It’s Sunday morning and I’ve woken up with that dreadful feeling in the back of my mind. Tomorrow is Monday – POST DAY – and I have nothing planned to offer you. Normally by Friday evening I’m settling in to the weekend knowing that the week ahead is going to be a breeze but not this weekend.
This weekend, I’ve worked all weekend (and I’m still not done) and I’ve just heard there is load-shedding tonight. We mustn’t be grumpy though must we? But I am a little grumpy today.
I’m hormonal and hardly getting any sleep. My tummy has grown too large to allow me a good night’s rest. I have one of those full body pillows but by the time I wake up in the morning I’m drowning in pillow. Last night I used a blanket folded into a wedge and propped my stomach up to ease the pressure on my back. Sleep on your side they tell you. Not your right side, your left side. I can’t remember the last night I slept through at all.
Being pregnant is taxing on your body. You’re growing and changing and stretching and complaining. I complain a lot. In fact, I would NOT want to be around me right now. I’m one of those grumpy women you read about. The ones who haven’t slept in months (seven to be exact but who’s counting) and are impossible to please. No this isn’t the cake I wanted – I wanted the OTHER one!!! Sigh
No pregnancy has not been a walk in the park for me. I miss sleeping. I miss being able to sit at my desk and get work done instead of thinking about the fact that I can’t get myself close enough to the desk or in any comfortable position. I can’t sit on the couch either anymore because it puts too much strain on my back and oh hell no don’t ask me to take a long car ride because I just need to pee every three seconds (right now you’re probably wondering how I got to my bladder issues? Yeah well keep up #PregnancyBrain).

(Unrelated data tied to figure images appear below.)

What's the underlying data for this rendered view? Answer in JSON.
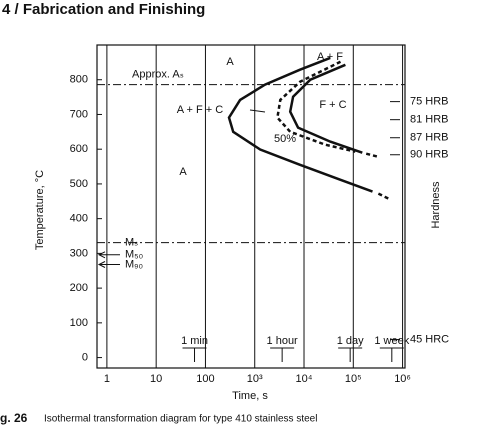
{
  "header": "4 / Fabrication and Finishing",
  "caption": {
    "number": "g. 26",
    "text": "Isothermal transformation diagram for type 410 stainless steel"
  },
  "chart_data": {
    "type": "line",
    "x_label": "Time, s",
    "y_label": "Temperature, °C",
    "y2_label": "Hardness",
    "log_x": true,
    "xlim": [
      0.63,
      1120000
    ],
    "xticks": [
      1,
      10,
      100,
      {
        "value": 1000,
        "label": "10³"
      },
      {
        "value": 10000,
        "label": "10⁴"
      },
      {
        "value": 100000,
        "label": "10⁵"
      },
      {
        "value": 1000000,
        "label": "10⁶"
      }
    ],
    "ylim": [
      -30,
      900
    ],
    "yticks": [
      0,
      100,
      200,
      300,
      400,
      500,
      600,
      700,
      800
    ],
    "grid": true,
    "series": [
      {
        "color": "#111",
        "dash": false,
        "x": [
          34000,
          8300,
          1620,
          505,
          300,
          365,
          1290,
          8300,
          55000,
          245000
        ],
        "values": [
          863,
          829,
          786,
          742,
          691,
          650,
          599,
          555,
          512,
          478
        ]
      },
      {
        "color": "#111",
        "dash": true,
        "x": [
          323000,
          513000
        ],
        "values": [
          472,
          458
        ]
      },
      {
        "color": "#111",
        "dash": false,
        "x": [
          69000,
          13400,
          6000,
          5250,
          7600,
          34000,
          152000
        ],
        "values": [
          843,
          800,
          751,
          708,
          662,
          622,
          590
        ]
      },
      {
        "color": "#111",
        "dash": true,
        "x": [
          183000,
          323000
        ],
        "values": [
          587,
          578
        ]
      },
      {
        "color": "#111",
        "dash": true,
        "x": [
          55000,
          8300,
          3300,
          2880,
          5250,
          27000,
          110000
        ],
        "values": [
          852,
          794,
          742,
          691,
          650,
          613,
          593
        ]
      }
    ],
    "region_labels": [
      "A",
      "A + F",
      "A + F + C",
      "F + C",
      "50%",
      "A"
    ],
    "reference_lines": [
      {
        "label": "Approx. Aₛ",
        "value": 786
      },
      {
        "label": "Mₛ",
        "value": 331
      }
    ],
    "arrows": [
      {
        "label": "M₅₀",
        "value": 296
      },
      {
        "label": "M₉₀",
        "value": 268
      }
    ],
    "hardness": [
      {
        "label": "75 HRB",
        "value": 737
      },
      {
        "label": "81 HRB",
        "value": 685
      },
      {
        "label": "87 HRB",
        "value": 633
      },
      {
        "label": "90 HRB",
        "value": 584
      },
      {
        "label": "45 HRC",
        "value": 52
      }
    ],
    "time_markers": [
      {
        "label": "1 min",
        "value": 60
      },
      {
        "label": "1 hour",
        "value": 3600
      },
      {
        "label": "1 day",
        "value": 86400
      },
      {
        "label": "1 week",
        "value": 604800
      }
    ]
  }
}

I guess the point I’m trying to make – while making none at all – is that this week has been hard. So I offer you this. This little piece of self-pity. This little rant about the length of the week behind me and the tonne of work I’ve had to do this weekend.
The good news is, it’s Sunday. The end of this week and next week will have a whole host of trouble of its own but we can cross that bridge when we get there.
For now, I’m refusing to get out of bed and just focusing on how close a new week is when I can start over.
Ahhh the silver lining…
…maybe Monday isn’t so bad after all.